Introduction

             Poker has had an explosion of growth in the 21st century.  Poker has had booms in popularity before, particularly when hold’em was legalized in California in 1988.  However, nothing in poker’s history compares with what is happening now.

What’s Behind the Growth?

Two factors have propelled poker to its current heights, and there doesn’t look to be any limit to the growth.


            First, today, you can watch poker on television almost every day of the year. The biggest success has been the phenomenal World Poker Tournament, making superstars of tournament players.  Network research has shown that poker has great  “sticking power” among channel surfers: those who happen upon poker tend to continue to watch.  Viewers see apparently ordinary people winning millions in tournaments and they become fascinated by this ultimate and yet most accessible to reality shows.  This exposure has helped create an unprecedented interest in the game.

            Second, while in the past people may have had the willingness to play poker, apart from weekly home games, most didn’t have the opportunity.  This is certainly no longer the case, however.  Once confined in the United States to a few Western states, public cardrooms – some land-based, some on crushing or permanently docked riverboats, some full-blown on Indian reservations – offering virtually nonstop games have spread to many states.

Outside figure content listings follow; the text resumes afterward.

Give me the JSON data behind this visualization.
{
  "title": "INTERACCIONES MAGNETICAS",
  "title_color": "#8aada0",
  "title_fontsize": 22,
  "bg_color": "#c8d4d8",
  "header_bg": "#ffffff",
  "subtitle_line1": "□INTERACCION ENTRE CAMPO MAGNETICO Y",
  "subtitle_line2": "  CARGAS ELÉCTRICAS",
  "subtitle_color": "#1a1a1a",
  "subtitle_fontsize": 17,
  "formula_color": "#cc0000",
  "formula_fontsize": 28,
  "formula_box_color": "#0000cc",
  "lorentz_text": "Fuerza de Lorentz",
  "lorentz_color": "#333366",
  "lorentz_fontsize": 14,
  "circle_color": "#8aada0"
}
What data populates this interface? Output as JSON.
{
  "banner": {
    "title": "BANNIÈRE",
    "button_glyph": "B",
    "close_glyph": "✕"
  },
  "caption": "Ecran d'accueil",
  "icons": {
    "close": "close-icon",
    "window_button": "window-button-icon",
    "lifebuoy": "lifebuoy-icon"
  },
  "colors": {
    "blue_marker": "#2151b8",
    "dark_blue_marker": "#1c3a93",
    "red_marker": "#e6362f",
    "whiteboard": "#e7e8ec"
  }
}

Those states that don’t have official  cardrooms offer regular “charity nights” that include games for poker players.  Twenty years ago poker was available in the united States and the United Kingdom, and that was about it.  Now, the of many European countries, as well as Canada, Australia, and countries in Central and south America, offer poker.  And, even if a live poker game is not available in your area, the advent of Internet poker allows you to play from the comfort of your own home.  In fact, Internet poker has largely contributed to poker’s recent exponential growth.